La iglesia parroquial de Stratford es bellísima, ojival, del tipo normando en su mayor parte, pequeña si se la compara con las catedrales españolas y aun con las inglesas, grande en proporción de los templos parroquiales de todos los países. Antes del cisma fue colegiata, con un coro de quince canónigos. Consta de una gran nave con crucero, y otras dos colaterales pequeñas, y sobre el crucero se alza la torre del siglo XVI, construcción aérea y elegantísima. El interior no ofrece la desnudez fría de los templos protestantes. Parece una iglesia católica, sobre todo en el presbiterio, lo más hermoso de este ilustre monumento. Las rasgadas ventanas del estilo inglés perpendicular, los pintados vidrios que las decoran, el altar con gallardas esculturas, la sillería de tallado nogal, los púlpitos, los sepulcros, ofrecen un conjunto de extraordinaria belleza y poesía. Al penetrar en el santuario, todas las miradas buscan el monumento del altísimo poeta en la pared norte del presbiterio, en el lado del Evangelio. Es propiamente un retablo, y quien no supiera qué imagen es aquella, la tomaría por efigie de un santo allí colocado para que le adoraran los fieles.

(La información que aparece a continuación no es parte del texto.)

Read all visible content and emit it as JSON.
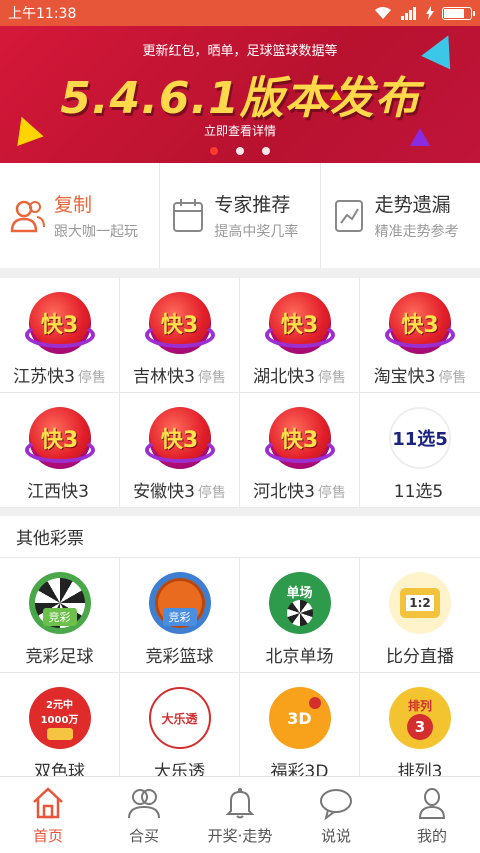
{
  "status_bar": {
    "time": "上午11:38",
    "colors": {
      "background": "#e8563a"
    }
  },
  "banner": {
    "subtitle": "更新红包，晒单，足球篮球数据等",
    "title": "5.4.6.1版本发布",
    "link_text": "立即查看详情",
    "page_count": 3,
    "active_page": 1
  },
  "features": [
    {
      "title": "复制",
      "subtitle": "跟大咖一起玩",
      "icon": "users-icon"
    },
    {
      "title": "专家推荐",
      "subtitle": "提高中奖几率",
      "icon": "calendar-icon"
    },
    {
      "title": "走势遗漏",
      "subtitle": "精准走势参考",
      "icon": "trend-chart-icon"
    }
  ],
  "lotteries": [
    {
      "name": "江苏快3",
      "tag": "停售",
      "logo_text": "快3"
    },
    {
      "name": "吉林快3",
      "tag": "停售",
      "logo_text": "快3"
    },
    {
      "name": "湖北快3",
      "tag": "停售",
      "logo_text": "快3"
    },
    {
      "name": "淘宝快3",
      "tag": "停售",
      "logo_text": "快3"
    },
    {
      "name": "江西快3",
      "tag": "",
      "logo_text": "快3"
    },
    {
      "name": "安徽快3",
      "tag": "停售",
      "logo_text": "快3"
    },
    {
      "name": "河北快3",
      "tag": "停售",
      "logo_text": "快3"
    },
    {
      "name": "11选5",
      "tag": "",
      "logo_text": "11选5"
    }
  ],
  "other_section": {
    "title": "其他彩票",
    "items": [
      {
        "name": "竞彩足球",
        "logo_text": "竞彩"
      },
      {
        "name": "竞彩篮球",
        "logo_text": "竞彩"
      },
      {
        "name": "北京单场",
        "logo_text": "单场"
      },
      {
        "name": "比分直播",
        "logo_text": "1:2"
      },
      {
        "name": "双色球",
        "logo_text": "2元中1000万"
      },
      {
        "name": "大乐透",
        "logo_text": "大乐透"
      },
      {
        "name": "福彩3D",
        "logo_text": "3D"
      },
      {
        "name": "排列3",
        "logo_text": "排列"
      }
    ]
  },
  "bottom_nav": [
    {
      "label": "首页",
      "icon": "home-icon",
      "active": true
    },
    {
      "label": "合买",
      "icon": "group-buy-icon",
      "active": false
    },
    {
      "label": "开奖·走势",
      "icon": "bell-icon",
      "active": false
    },
    {
      "label": "说说",
      "icon": "chat-bubble-icon",
      "active": false
    },
    {
      "label": "我的",
      "icon": "profile-icon",
      "active": false
    }
  ],
  "accent_color": "#e8563a"
}
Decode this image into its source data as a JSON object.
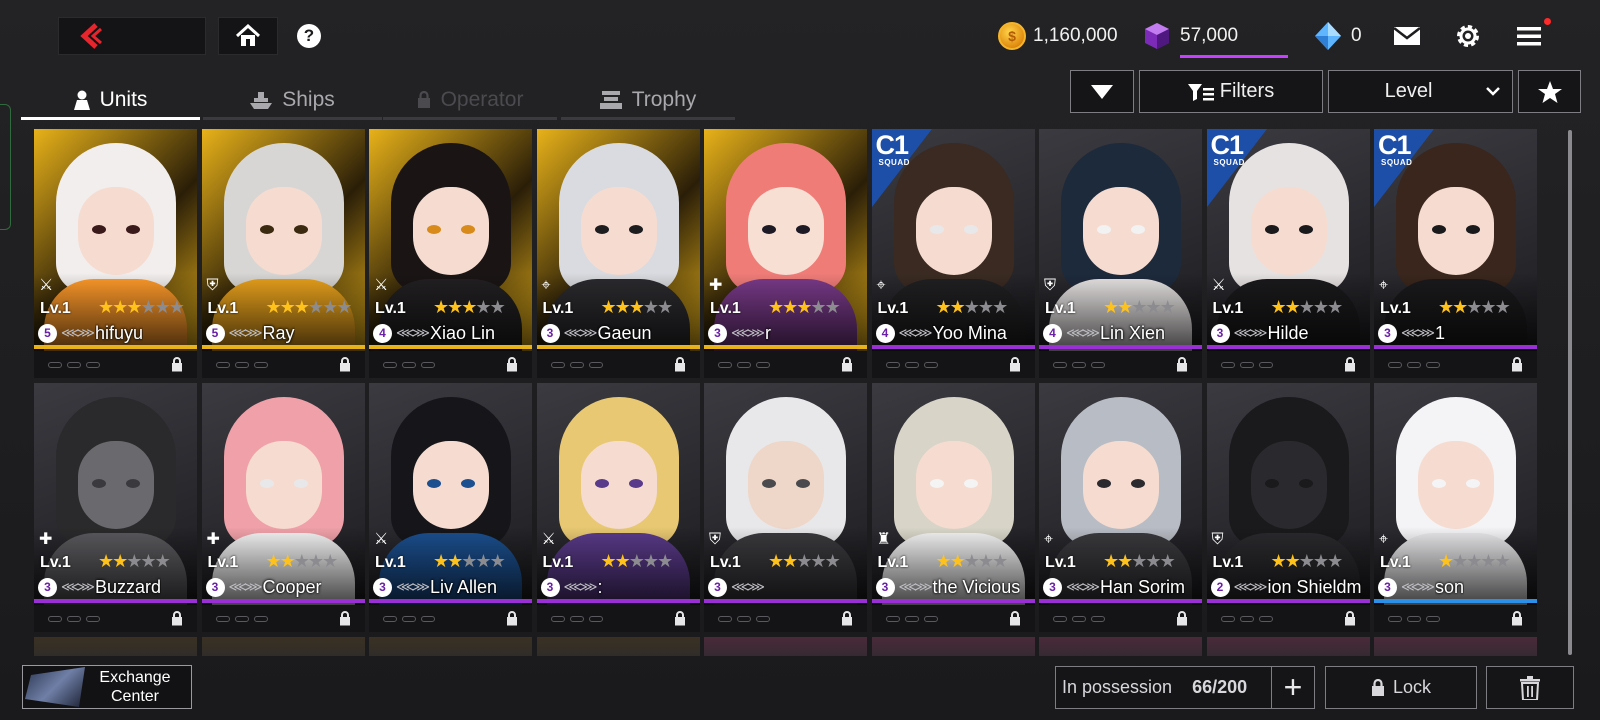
{
  "header": {
    "gold_amount": "1,160,000",
    "cube_amount": "57,000",
    "gem_amount": "0"
  },
  "tabs": [
    {
      "label": "Units",
      "state": "active"
    },
    {
      "label": "Ships",
      "state": "normal"
    },
    {
      "label": "Operator",
      "state": "locked"
    },
    {
      "label": "Trophy",
      "state": "normal"
    }
  ],
  "controls": {
    "filters_label": "Filters",
    "sort_label": "Level"
  },
  "units": [
    {
      "name": "hifuyu",
      "level": "Lv.1",
      "rank": "5",
      "stars": 3,
      "max_stars": 6,
      "rarity": "gold",
      "class_icon": "striker",
      "squad": false,
      "palette": [
        "#f2eeee",
        "#ff9a2a",
        "#f6dcd0",
        "#3a1a1a"
      ]
    },
    {
      "name": "Ray",
      "level": "Lv.1",
      "rank": "5",
      "stars": 3,
      "max_stars": 6,
      "rarity": "gold",
      "class_icon": "defender",
      "squad": false,
      "palette": [
        "#d8d6d4",
        "#e9a21c",
        "#f6dcd0",
        "#3b2a10"
      ]
    },
    {
      "name": "Xiao Lin",
      "level": "Lv.1",
      "rank": "4",
      "stars": 3,
      "max_stars": 5,
      "rarity": "gold",
      "class_icon": "striker",
      "squad": false,
      "palette": [
        "#1a1514",
        "#222022",
        "#f6dcd0",
        "#d88a1a"
      ]
    },
    {
      "name": "Gaeun",
      "level": "Lv.1",
      "rank": "3",
      "stars": 3,
      "max_stars": 5,
      "rarity": "gold",
      "class_icon": "ranger",
      "squad": false,
      "palette": [
        "#d9dbe0",
        "#2b2b2f",
        "#f6dcd0",
        "#1d1d20"
      ]
    },
    {
      "name": "r",
      "level": "Lv.1",
      "rank": "3",
      "stars": 3,
      "max_stars": 5,
      "rarity": "gold",
      "class_icon": "supporter",
      "squad": false,
      "palette": [
        "#f07c78",
        "#7a3a8a",
        "#f8dfd4",
        "#1d1a26"
      ]
    },
    {
      "name": "Yoo Mina",
      "level": "Lv.1",
      "rank": "4",
      "stars": 2,
      "max_stars": 5,
      "rarity": "purple",
      "class_icon": "ranger",
      "squad": true,
      "palette": [
        "#3a2a22",
        "#202022",
        "#f6dcd0",
        "#e8e8ea"
      ]
    },
    {
      "name": "Lin Xien",
      "level": "Lv.1",
      "rank": "4",
      "stars": 2,
      "max_stars": 5,
      "rarity": "purple",
      "class_icon": "defender",
      "squad": false,
      "palette": [
        "#1d2a3c",
        "#e8e4e4",
        "#f6dcd0",
        "#f2f2f2"
      ]
    },
    {
      "name": "Hilde",
      "level": "Lv.1",
      "rank": "3",
      "stars": 2,
      "max_stars": 5,
      "rarity": "purple",
      "class_icon": "striker",
      "squad": true,
      "palette": [
        "#e6e2e2",
        "#1a1a1c",
        "#f6dcd0",
        "#1a1a1c"
      ]
    },
    {
      "name": "1",
      "level": "Lv.1",
      "rank": "3",
      "stars": 2,
      "max_stars": 5,
      "rarity": "purple",
      "class_icon": "ranger",
      "squad": true,
      "palette": [
        "#3a261c",
        "#1a1a1c",
        "#f6dcd0",
        "#1a1a1c"
      ]
    },
    {
      "name": "Buzzard",
      "level": "Lv.1",
      "rank": "3",
      "stars": 2,
      "max_stars": 5,
      "rarity": "purple",
      "class_icon": "supporter",
      "squad": false,
      "palette": [
        "#2a2a2c",
        "#5a5a5e",
        "#6a6a6e",
        "#3a3a3e"
      ]
    },
    {
      "name": "Cooper",
      "level": "Lv.1",
      "rank": "3",
      "stars": 2,
      "max_stars": 5,
      "rarity": "purple",
      "class_icon": "supporter",
      "squad": false,
      "palette": [
        "#f0a0a8",
        "#f4f4f4",
        "#f6dcd0",
        "#e8e8ea"
      ]
    },
    {
      "name": "Liv Allen",
      "level": "Lv.1",
      "rank": "3",
      "stars": 2,
      "max_stars": 5,
      "rarity": "purple",
      "class_icon": "striker",
      "squad": false,
      "palette": [
        "#16161a",
        "#1b4f8f",
        "#f6dcd0",
        "#1b4f8f"
      ]
    },
    {
      "name": ":",
      "level": "Lv.1",
      "rank": "3",
      "stars": 2,
      "max_stars": 5,
      "rarity": "purple",
      "class_icon": "striker",
      "squad": false,
      "palette": [
        "#e8c872",
        "#5a3a8a",
        "#f6dcd0",
        "#5a3a8a"
      ]
    },
    {
      "name": "",
      "level": "Lv.1",
      "rank": "3",
      "stars": 2,
      "max_stars": 5,
      "rarity": "purple",
      "class_icon": "defender",
      "squad": false,
      "palette": [
        "#e8e8ea",
        "#3a3a3e",
        "#eed6c8",
        "#4a4a4e"
      ]
    },
    {
      "name": "the Vicious",
      "level": "Lv.1",
      "rank": "3",
      "stars": 2,
      "max_stars": 5,
      "rarity": "purple",
      "class_icon": "tower",
      "squad": false,
      "palette": [
        "#d8d4c8",
        "#f4f4f4",
        "#f6dcd0",
        "#f4f4f4"
      ]
    },
    {
      "name": "Han Sorim",
      "level": "Lv.1",
      "rank": "3",
      "stars": 2,
      "max_stars": 5,
      "rarity": "purple",
      "class_icon": "ranger",
      "squad": false,
      "palette": [
        "#b8bcc4",
        "#3a3a3e",
        "#f6dcd0",
        "#2b2b2f"
      ]
    },
    {
      "name": "ion Shieldm",
      "level": "Lv.1",
      "rank": "2",
      "stars": 2,
      "max_stars": 5,
      "rarity": "purple",
      "class_icon": "defender",
      "squad": false,
      "palette": [
        "#1a1a1c",
        "#2a2a2e",
        "#2a2a2e",
        "#1a1a1c"
      ]
    },
    {
      "name": "son",
      "level": "Lv.1",
      "rank": "3",
      "stars": 1,
      "max_stars": 5,
      "rarity": "blue",
      "class_icon": "ranger",
      "squad": false,
      "palette": [
        "#f4f4f6",
        "#e8e8ea",
        "#f6dcd0",
        "#f4f4f6"
      ]
    }
  ],
  "footer": {
    "exchange_label_1": "Exchange",
    "exchange_label_2": "Center",
    "possession_label": "In possession",
    "possession_count": "66/200",
    "lock_label": "Lock"
  },
  "colors": {
    "gold_rarity": "#e8b21a",
    "purple_rarity": "#9b2fd6",
    "blue_rarity": "#2c8fe8",
    "squad_badge": "#1e4fa8",
    "cube_bar": "#c640ff"
  }
}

Consta de un sencillo cuerpo arquitectónico, grecorromano: dos columnas sostienen un cornisamento con guardapolvo, que ostenta en el copete las armas de Shakespeare; en el centro el busto, imagen de medio cuerpo y de tamaño natural. A primera vista se tomaría el monumento por una ventana, en la cual estuviera asomada la figura, viéndosela de la cintura arriba. Los brazos caen con naturalidad sobre un cojín. La mano derecha tiene una pluma, y la izquierda se apoya abierta sobre un papel. El color aplicado a la tallada piedra da a la escultura una viva impresión del natural.